Remember how I said I had talked to two editors? I hadn’t heard much of anything from the second one, and I had kind of written them off too. I figured I’d get in touch with them after vacation, but again, I didn’t have much hope.
But on Thursday of vacation, the day after my rejection, there was an email from the editor of the second publisher telling me that they were going to be looking at my proposal THAT DAY and he’d be in touch the following day to let me know the outcome. I kind of laughed at the timing, then prayed hard and asked my family to pray as well.
And then we went to the beach.
Later that night I checked email again to find a note from the publisher telling me that they liked my proposal and, get this,
THEY WANTED TO PUBLISH MY BOOK!
You guys, that was 24 hours after the rejection. Twenty-four hours!!!
To say my head was spinning would be an utter downplay of how I was feeling. How on earth could I go from such a low point the day before to finding out that I was going to receive a contract? It still feels surreal to me.
Here’s what I know. There is no way any of this was a coincidence.
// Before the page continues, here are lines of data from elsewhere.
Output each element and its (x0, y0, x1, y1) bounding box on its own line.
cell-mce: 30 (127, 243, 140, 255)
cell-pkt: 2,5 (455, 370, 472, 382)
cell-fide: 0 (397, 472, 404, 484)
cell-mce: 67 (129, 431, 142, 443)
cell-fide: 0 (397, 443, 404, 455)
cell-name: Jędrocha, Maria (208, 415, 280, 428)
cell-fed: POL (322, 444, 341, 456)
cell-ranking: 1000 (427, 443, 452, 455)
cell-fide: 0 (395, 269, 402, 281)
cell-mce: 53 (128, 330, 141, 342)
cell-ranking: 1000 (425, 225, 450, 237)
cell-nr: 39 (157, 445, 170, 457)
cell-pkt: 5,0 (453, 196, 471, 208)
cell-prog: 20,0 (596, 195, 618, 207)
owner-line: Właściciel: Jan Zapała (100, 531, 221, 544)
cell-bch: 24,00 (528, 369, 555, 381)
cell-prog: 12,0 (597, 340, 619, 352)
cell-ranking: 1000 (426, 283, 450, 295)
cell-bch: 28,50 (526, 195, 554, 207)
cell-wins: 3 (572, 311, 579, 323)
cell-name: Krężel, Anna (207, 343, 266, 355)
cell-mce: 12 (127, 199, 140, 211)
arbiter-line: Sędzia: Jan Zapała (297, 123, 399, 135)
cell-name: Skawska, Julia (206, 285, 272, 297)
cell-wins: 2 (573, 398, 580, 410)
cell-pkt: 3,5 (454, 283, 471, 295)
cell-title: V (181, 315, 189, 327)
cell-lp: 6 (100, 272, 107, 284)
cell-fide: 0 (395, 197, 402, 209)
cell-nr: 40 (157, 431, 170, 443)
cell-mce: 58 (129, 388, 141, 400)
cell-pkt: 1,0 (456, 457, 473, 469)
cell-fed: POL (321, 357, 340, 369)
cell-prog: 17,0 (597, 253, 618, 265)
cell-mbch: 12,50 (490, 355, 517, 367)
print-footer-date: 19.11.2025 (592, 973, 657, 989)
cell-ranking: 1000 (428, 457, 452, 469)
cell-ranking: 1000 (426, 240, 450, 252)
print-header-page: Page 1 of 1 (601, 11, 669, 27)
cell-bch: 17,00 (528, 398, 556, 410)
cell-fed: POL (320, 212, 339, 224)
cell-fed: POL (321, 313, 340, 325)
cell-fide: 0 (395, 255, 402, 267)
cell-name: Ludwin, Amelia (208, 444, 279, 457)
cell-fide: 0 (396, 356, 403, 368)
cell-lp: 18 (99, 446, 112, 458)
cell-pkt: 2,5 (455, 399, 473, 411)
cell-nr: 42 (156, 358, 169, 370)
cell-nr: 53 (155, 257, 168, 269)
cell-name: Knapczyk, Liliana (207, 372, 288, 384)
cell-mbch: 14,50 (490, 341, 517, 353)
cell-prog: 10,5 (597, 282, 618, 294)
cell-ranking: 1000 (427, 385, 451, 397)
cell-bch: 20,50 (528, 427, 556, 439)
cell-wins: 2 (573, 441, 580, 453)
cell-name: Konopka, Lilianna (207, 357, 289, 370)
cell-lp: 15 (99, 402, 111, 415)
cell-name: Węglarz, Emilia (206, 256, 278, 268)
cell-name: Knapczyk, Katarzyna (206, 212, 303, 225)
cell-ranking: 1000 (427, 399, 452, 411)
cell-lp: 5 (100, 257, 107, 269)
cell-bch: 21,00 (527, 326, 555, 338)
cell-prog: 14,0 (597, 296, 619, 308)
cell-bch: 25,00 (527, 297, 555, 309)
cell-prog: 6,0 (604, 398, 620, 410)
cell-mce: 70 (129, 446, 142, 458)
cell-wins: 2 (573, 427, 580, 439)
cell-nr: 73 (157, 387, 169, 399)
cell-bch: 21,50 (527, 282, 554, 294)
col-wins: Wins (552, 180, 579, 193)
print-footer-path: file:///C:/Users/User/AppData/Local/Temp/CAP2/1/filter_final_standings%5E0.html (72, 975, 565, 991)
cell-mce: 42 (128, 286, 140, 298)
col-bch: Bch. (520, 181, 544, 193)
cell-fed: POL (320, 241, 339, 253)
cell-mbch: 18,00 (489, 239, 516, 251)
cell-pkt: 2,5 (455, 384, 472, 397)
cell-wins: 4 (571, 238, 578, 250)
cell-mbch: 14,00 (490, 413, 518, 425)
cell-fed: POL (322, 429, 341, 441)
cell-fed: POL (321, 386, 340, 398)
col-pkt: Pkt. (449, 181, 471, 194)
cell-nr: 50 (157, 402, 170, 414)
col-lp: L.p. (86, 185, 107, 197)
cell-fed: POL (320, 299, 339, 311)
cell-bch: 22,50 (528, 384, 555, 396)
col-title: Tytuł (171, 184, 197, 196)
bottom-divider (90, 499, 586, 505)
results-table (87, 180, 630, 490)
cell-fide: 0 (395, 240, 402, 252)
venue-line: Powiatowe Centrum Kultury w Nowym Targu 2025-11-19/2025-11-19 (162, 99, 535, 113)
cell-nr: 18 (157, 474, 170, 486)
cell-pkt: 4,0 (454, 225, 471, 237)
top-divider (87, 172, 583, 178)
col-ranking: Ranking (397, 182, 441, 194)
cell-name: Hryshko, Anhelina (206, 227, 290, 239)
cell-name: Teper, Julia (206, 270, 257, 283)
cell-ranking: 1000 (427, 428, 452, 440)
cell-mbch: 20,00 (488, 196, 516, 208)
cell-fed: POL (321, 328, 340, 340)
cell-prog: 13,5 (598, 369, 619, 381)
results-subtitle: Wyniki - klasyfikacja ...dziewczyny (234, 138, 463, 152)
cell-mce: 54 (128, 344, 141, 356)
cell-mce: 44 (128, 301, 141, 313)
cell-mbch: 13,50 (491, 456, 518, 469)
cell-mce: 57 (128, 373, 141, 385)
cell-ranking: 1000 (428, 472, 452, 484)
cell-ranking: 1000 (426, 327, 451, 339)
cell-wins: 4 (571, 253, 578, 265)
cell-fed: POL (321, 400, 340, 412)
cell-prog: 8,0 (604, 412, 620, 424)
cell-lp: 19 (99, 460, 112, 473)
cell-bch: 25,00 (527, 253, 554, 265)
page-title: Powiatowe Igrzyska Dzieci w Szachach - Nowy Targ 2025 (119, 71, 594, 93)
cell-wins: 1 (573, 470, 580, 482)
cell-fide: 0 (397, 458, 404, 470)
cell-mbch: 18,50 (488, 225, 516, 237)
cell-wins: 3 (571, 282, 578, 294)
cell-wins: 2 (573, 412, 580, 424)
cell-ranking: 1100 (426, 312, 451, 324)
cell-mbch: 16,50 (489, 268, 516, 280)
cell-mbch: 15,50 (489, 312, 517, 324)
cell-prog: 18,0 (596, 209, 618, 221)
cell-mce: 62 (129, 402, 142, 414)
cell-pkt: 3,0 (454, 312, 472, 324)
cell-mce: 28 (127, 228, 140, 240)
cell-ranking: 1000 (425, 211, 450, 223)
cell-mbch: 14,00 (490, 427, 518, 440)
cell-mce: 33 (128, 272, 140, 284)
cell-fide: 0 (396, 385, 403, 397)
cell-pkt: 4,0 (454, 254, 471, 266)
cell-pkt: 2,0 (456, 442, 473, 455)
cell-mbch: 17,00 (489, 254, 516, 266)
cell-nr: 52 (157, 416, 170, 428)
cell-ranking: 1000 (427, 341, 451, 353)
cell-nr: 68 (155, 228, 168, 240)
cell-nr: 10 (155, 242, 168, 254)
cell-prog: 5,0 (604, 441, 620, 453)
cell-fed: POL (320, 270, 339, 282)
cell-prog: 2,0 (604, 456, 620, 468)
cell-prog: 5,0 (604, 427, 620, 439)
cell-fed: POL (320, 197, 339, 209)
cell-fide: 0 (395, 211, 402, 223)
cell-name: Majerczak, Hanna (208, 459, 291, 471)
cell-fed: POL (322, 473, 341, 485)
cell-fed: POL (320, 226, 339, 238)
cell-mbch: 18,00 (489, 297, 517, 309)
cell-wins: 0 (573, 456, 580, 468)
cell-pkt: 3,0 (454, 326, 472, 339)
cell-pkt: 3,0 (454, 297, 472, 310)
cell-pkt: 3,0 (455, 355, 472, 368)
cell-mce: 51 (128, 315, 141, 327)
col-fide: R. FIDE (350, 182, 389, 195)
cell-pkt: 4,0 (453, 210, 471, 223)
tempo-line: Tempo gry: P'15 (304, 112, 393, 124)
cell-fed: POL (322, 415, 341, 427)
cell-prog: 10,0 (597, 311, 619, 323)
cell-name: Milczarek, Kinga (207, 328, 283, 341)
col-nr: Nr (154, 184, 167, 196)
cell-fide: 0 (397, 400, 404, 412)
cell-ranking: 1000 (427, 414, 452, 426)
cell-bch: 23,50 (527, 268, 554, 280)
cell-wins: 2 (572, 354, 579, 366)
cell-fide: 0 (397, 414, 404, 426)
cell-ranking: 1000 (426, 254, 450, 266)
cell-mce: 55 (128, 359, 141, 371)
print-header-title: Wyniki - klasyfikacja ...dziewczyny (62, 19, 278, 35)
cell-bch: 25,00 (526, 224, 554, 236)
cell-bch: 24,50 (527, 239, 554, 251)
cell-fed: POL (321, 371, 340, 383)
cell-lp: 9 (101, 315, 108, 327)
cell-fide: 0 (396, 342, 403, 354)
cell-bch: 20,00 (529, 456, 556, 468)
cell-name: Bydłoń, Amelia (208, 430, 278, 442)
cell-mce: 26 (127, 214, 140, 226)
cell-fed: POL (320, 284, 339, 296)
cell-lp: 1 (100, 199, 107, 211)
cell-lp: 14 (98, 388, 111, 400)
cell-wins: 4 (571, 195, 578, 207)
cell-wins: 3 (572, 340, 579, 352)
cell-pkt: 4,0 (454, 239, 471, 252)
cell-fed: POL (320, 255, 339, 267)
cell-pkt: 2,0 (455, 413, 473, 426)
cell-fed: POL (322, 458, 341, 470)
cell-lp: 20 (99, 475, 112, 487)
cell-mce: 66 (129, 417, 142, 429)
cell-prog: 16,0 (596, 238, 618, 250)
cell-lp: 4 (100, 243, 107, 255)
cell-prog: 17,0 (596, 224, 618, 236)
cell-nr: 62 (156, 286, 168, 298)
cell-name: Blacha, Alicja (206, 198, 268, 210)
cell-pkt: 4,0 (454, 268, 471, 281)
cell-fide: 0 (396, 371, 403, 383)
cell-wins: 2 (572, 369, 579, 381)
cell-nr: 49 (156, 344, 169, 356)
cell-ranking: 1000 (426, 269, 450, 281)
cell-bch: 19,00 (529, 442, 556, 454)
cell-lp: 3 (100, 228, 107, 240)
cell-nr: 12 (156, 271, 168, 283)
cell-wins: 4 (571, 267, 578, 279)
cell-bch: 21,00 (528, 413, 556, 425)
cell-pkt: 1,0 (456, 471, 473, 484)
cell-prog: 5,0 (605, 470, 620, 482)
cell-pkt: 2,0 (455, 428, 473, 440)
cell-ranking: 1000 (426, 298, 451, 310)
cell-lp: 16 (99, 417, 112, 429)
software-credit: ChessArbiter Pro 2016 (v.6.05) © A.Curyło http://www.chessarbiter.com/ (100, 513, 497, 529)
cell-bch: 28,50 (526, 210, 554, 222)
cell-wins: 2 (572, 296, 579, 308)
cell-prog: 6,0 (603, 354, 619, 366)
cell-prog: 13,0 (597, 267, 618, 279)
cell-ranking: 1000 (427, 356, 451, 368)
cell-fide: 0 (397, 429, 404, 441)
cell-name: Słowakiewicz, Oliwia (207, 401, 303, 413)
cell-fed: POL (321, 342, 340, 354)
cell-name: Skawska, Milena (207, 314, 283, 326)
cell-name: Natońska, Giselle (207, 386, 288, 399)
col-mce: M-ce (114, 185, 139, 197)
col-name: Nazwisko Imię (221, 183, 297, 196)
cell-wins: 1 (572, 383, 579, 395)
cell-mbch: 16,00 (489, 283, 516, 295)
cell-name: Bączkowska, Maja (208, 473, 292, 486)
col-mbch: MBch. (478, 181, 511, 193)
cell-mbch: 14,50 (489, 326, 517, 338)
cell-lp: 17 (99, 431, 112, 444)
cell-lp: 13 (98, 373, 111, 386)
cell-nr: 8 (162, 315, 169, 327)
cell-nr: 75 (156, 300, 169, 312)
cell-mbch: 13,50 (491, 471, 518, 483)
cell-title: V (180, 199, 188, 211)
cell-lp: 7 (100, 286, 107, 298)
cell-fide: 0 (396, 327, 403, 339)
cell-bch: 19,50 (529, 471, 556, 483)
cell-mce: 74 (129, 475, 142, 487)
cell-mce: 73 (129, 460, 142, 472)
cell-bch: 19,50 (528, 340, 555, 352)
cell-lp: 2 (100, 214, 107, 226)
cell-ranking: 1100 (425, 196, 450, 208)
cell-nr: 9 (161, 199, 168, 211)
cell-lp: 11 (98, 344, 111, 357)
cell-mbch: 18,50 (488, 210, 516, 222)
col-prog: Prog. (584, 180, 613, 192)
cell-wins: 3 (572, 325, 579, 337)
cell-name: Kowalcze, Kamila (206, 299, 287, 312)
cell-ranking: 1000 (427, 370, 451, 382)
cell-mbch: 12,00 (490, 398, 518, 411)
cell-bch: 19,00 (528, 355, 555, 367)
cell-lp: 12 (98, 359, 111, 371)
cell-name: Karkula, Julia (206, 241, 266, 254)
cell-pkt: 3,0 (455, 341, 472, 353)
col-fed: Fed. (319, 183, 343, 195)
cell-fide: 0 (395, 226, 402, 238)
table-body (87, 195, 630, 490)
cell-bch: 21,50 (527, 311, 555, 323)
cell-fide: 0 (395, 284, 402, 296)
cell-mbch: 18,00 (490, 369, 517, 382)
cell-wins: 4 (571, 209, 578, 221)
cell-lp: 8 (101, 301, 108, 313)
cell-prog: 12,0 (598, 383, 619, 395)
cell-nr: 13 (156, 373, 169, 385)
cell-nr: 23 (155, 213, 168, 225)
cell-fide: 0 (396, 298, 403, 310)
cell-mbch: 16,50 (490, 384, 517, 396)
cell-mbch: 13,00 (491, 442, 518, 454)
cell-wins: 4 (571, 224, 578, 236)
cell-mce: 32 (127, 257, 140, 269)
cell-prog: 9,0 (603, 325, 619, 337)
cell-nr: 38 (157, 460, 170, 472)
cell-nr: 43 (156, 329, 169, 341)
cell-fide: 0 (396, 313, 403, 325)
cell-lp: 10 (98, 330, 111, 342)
God knew all along that I was going to get rejected, but He arranged it so that I was on vacation with my family. No better people to get rejected with!
Not only that, but he also arranged for the second publisher to look at my proposal the very next day. How crazy is that?! VERY CRAZY!
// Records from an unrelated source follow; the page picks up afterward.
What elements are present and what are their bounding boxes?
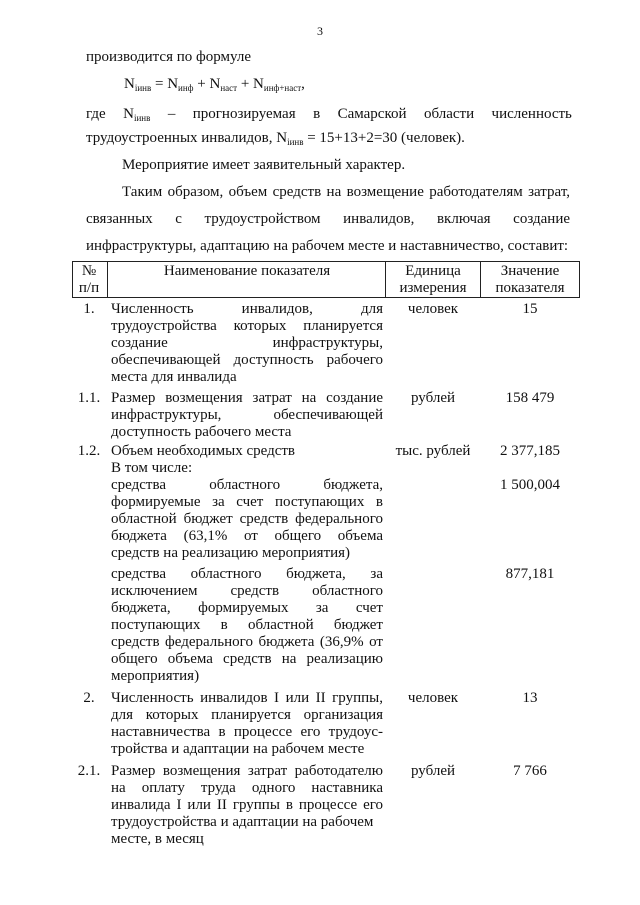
table-col-divider: [385, 261, 386, 298]
row-name: Численность инвалидов I или II группы, для которых планируется организация наставничества в процессе его трудоус- тройства и адаптации на рабочем месте: [111, 690, 383, 757]
row-name: Объем необходимых средств В том числе:: [111, 443, 296, 476]
table-col-divider: [107, 261, 108, 298]
where-line-2: трудоустроенных инвалидов, $N_{iинв} = 15+13+2=30$ (человек).: [86, 130, 465, 147]
row-value: 13: [522, 690, 538, 706]
notice-text: Мероприятие имеет заявительный характер.: [122, 157, 406, 173]
summary-para-line-2: связанных с трудоустройством инвалидов, включая создание: [86, 211, 570, 227]
row-number: 2.: [83, 690, 95, 706]
header-value: Значение показателя: [495, 263, 565, 296]
row-name: Размер возмещения затрат на создание инфраструктуры, обеспечивающей доступность рабочего места: [111, 390, 383, 440]
summary-para-line-1: Таким образом, объем средств на возмещение работодателям затрат,: [122, 184, 570, 200]
row-unit: человек: [407, 690, 459, 706]
row-number: 2.1.: [77, 763, 101, 779]
row-value: 877,181: [505, 566, 555, 582]
row-name: средства областного бюджета, формируемые за счет поступающих в областной бюджет средств федерального бюджета (63,1% от общего объема средств на реализацию мероприятия): [111, 477, 383, 561]
row-unit: тыс. рублей: [395, 443, 471, 459]
page-number: 3: [317, 24, 323, 38]
row-value: 15: [522, 301, 538, 317]
header-unit: Единица измерения: [399, 263, 467, 296]
row-number: 1.2.: [77, 443, 101, 459]
row-unit: рублей: [410, 763, 456, 779]
table-col-divider: [480, 261, 481, 298]
header-name: Наименование показателя: [163, 263, 331, 279]
formula: $N_{iинв} = N_{инф} + N_{наст} + N_{инф+наст}$,: [124, 76, 305, 93]
row-unit: человек: [407, 301, 459, 317]
row-number: 1.: [83, 301, 95, 317]
intro-line: производится по формуле: [86, 49, 251, 65]
row-name: Численность инвалидов, для трудоустройства которых планируется создание инфраструктуры, обеспечивающей доступность рабочего места для инвалида: [111, 301, 383, 385]
row-number: 1.1.: [77, 390, 101, 406]
where-line-1: где $N_{iинв}$ – прогнозируемая в Самарской области численность: [86, 106, 572, 123]
summary-para-line-3: инфраструктуры, адаптацию на рабочем месте и наставничество, составит:: [86, 238, 569, 254]
row-value: 7 766: [513, 763, 547, 779]
table-col-divider: [579, 261, 580, 298]
row-unit: рублей: [410, 390, 456, 406]
row-value: 1 500,004: [500, 477, 560, 493]
table-header-bottom-border: [72, 297, 580, 298]
header-num: № п/п: [78, 263, 100, 296]
row-value: 158 479: [505, 390, 555, 406]
row-name: Размер возмещения затрат работодателю на оплату труда одного наставника инвалида I или II группы в процессе его трудоустройства и адаптации на рабочем месте, в месяц: [111, 763, 383, 847]
row-name: средства областного бюджета, за исключением средств областного бюджета, формируемых за счет поступающих в областной бюджет средств федерального бюджета (36,9% от общего объема средств на реализацию мероприятия): [111, 566, 383, 684]
row-value: 2 377,185: [500, 443, 560, 459]
table-top-border: [72, 261, 580, 262]
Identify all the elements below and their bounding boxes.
And that is how I know that God has said, “OK, Shelly, the timing is just right for you to pursue this dream.”
You see, for so many years the dream of writing a book has been stirring in my heart, but the timing hasn’t been just right. I loved being a mom to my kids (I still do!) and wanted to be here for them while they were here at home. I also loved being a professor and a mentor to students.
But my youngest is off to college soon (!) and my nest will be empty in the fall. I stopped teaching a year ago, so I have time to write now (as long as I can discipline myself to actually do it!).
The timing, for me, is just right.
And the book? I’m excited to tell you that it’s a book about parenting with purpose and intentionality. It’s about asking why we do what we do to instill spiritual and family values into our kids instead of asking how. Because I firmly believe that if we start by asking why, the how will follow.
I hope you’ll join me on this journey by praying for me as you think of it. I’m sure I’ll be sharing more as time goes on, but today, I just want you to laugh along with me at the timing and the goodness of God.